3.        a. L’une des conditions d’octroi de PCF, de PCC ou de PCFam est d’avoir son domicile et sa résidence habituelle en Suisse, respectivement dans le canton de Genève (art. 4 al. 1 LPC et art. 1 let. a de la loi [genevoise] sur les prestations fédérales complémentaires à l’assurance-vieillesse et survivants et à l’assurance-invalidité, du 14 octobre 1965 - LPFC - J 4 20 ; art. 2 al. 1 let. a LPCC ; art. 36A al. 1 let. a LPC).

Selon l’art. 13 LPGA, le domicile d’une personne est déterminé selon les art. 23 à 26 du Code civil suisse du 10 décembre 1907 (CC - RS 210), et une personne est réputée avoir sa résidence habituelle au lieu où elle séjourne un certain temps même si la durée de ce séjour est d’emblée limitée. Cette disposition s’applique en matière de PCF, du fait du renvoi qu’opère la LPC à la LPGA de façon générale comme sur cette question spécifique (art. 1 et 4 al. 1 LPC), mais aussi en matière de PCC et de PCFam, en l’absence de définition spécifique dans ces matières et en raison du renvoi que la LPCC fait à la LPGA (art. 1A al. 1 let. b et al. 2 let. c LPCC), ainsi que pour des motifs de sécurité juridique et d’harmonisation des pratiques administratives (ATAS/208/2017 du 14 mars 2017 consid. 9 ; ATAS/1235/2013 du 12 décembre 2013 consid. 5).

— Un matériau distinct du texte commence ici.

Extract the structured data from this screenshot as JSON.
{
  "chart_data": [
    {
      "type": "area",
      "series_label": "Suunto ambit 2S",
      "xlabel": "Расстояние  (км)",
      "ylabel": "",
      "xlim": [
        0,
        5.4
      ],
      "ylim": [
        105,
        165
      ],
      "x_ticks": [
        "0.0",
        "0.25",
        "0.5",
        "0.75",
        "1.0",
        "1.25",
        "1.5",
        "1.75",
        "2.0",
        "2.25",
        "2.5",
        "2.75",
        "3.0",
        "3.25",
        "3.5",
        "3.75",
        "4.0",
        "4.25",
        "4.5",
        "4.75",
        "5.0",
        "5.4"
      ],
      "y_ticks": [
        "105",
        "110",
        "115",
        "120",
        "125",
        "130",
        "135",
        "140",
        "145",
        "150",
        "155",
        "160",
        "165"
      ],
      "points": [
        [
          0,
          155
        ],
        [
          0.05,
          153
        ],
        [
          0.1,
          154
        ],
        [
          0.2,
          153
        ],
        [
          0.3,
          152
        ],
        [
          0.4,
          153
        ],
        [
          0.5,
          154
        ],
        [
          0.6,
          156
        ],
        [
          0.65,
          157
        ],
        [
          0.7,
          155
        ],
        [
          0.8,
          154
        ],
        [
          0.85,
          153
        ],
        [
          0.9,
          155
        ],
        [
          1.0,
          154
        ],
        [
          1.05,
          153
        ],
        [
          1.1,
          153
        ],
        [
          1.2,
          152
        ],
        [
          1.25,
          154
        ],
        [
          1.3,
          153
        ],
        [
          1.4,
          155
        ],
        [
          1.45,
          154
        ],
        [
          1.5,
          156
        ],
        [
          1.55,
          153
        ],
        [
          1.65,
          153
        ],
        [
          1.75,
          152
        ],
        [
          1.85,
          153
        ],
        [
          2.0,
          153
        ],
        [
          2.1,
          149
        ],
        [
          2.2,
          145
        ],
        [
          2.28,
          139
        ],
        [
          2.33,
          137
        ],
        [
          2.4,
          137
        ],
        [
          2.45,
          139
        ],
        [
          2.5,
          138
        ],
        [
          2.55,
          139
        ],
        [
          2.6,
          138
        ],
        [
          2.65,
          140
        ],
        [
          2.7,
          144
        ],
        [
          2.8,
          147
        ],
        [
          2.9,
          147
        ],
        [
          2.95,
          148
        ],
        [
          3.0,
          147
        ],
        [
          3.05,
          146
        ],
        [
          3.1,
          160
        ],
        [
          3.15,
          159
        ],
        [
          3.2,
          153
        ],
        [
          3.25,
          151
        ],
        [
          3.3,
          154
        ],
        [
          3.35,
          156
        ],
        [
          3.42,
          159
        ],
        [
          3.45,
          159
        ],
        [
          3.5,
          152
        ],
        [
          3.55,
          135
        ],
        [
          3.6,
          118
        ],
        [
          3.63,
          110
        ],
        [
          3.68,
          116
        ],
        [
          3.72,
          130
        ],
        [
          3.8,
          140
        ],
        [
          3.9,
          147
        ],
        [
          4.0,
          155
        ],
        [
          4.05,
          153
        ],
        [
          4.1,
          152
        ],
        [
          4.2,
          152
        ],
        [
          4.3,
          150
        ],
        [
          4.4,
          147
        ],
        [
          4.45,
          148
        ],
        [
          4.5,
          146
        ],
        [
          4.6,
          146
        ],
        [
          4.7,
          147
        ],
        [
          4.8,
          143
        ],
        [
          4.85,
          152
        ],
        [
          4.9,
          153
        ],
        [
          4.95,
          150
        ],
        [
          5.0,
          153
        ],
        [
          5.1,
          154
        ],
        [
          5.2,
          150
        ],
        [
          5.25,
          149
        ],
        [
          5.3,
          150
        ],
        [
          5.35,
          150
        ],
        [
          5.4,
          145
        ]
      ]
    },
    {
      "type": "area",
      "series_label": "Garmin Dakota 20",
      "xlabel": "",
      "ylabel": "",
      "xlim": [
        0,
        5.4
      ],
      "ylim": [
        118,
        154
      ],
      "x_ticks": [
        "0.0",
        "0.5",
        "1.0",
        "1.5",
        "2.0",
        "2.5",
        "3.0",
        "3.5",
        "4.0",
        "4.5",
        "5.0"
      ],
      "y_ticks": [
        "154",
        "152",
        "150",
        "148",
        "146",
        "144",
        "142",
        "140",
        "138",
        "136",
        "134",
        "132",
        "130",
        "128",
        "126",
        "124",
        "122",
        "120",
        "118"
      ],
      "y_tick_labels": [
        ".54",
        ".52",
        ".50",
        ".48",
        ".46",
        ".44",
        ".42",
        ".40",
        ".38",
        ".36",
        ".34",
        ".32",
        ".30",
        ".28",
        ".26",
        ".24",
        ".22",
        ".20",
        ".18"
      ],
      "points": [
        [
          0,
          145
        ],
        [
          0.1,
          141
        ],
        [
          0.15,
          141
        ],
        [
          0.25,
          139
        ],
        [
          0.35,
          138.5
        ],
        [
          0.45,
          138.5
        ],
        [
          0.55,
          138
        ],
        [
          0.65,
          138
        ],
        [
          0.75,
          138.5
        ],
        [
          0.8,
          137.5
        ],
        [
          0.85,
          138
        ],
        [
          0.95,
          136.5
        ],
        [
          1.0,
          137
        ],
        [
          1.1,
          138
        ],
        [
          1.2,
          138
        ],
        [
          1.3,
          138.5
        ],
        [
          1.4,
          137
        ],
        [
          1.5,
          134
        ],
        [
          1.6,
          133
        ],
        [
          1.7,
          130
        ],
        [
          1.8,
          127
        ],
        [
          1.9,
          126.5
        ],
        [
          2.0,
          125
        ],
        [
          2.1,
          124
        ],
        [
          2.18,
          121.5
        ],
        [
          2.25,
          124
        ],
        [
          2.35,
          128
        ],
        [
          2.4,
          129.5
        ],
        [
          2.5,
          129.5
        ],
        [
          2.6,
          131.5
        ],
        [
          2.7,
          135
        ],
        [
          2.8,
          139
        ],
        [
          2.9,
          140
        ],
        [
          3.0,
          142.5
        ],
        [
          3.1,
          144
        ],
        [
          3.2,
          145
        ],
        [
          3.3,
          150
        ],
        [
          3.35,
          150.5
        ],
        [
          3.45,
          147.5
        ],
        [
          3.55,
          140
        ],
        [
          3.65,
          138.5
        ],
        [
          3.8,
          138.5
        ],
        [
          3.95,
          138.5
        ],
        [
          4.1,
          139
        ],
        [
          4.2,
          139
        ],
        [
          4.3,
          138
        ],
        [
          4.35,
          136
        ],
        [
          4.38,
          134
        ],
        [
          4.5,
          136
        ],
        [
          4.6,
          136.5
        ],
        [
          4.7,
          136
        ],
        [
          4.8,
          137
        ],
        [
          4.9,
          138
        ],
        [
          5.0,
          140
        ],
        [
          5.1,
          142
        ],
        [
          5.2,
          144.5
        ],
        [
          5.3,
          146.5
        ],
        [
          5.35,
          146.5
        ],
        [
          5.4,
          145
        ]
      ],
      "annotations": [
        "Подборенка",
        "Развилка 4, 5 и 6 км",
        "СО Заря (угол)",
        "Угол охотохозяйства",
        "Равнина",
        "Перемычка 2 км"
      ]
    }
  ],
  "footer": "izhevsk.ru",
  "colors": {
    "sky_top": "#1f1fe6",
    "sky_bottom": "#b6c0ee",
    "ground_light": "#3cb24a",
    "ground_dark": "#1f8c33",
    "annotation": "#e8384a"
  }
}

b. Pour les PCF, l’art. 5 al. 1 et 2 LPC, intitulé « Conditions supplémentaires pour les étrangers », prévoit que ces derniers doivent avoir résidé en Suisse de manière ininterrompue pendant les dix années précédant immédiatement la date à laquelle ils demandent la prestation, délai de carence ramené à cinq ans pour les réfugiés et apatrides. Sont exceptés les ressortissants étrangers des États de l’Union européenne (ci-après : UE) ou de l’ Association européenne de libre-échange (ci-après : AELE), pour autant qu’ils aient leur domicile et leur résidence habituelle en Suisse (Michel VALTERIO, Commentaire LPC, n. 1 ss ad art. 5). L’art. 1 let. a LPFC précise, s’agissant des PCF, qu’y ont droit les personnes qui ont leur domicile sur le territoire de la République et canton de Genève, dans la perspective de préciser le canton en charge d’allouer et verser les PCF.

Concernant les PCC, pour les requérants suisses ou ressortissants de l’un des États membres de l’Association européenne de libre-échange ou de l’Union européenne, l’art. 2 al. 2 LPCC prévoit un délai de carence de cinq ans de domicile et de résidence en Suisse ou sur le territoire d’un État membre de l’AELE ou de l’UE sur les sept années précédant le dépôt de la demande de PCC, et l’art. 2 al. 3 LPCC exige, pour les autres étrangers, les réfugiés et les apatrides, un domicile et une résidence effective dans le canton de Genève, sans interruption, durant les dix années précédant le dépôt de la demande de PCC.

S’agissant des PCFam, l’art. 36A al. 1 let. a LPCC prévoit, pour toute personne (donc indépendamment de sa nationalité), un délai de carence d’au moins cinq ans à compter du dépôt de la demande de PCFam.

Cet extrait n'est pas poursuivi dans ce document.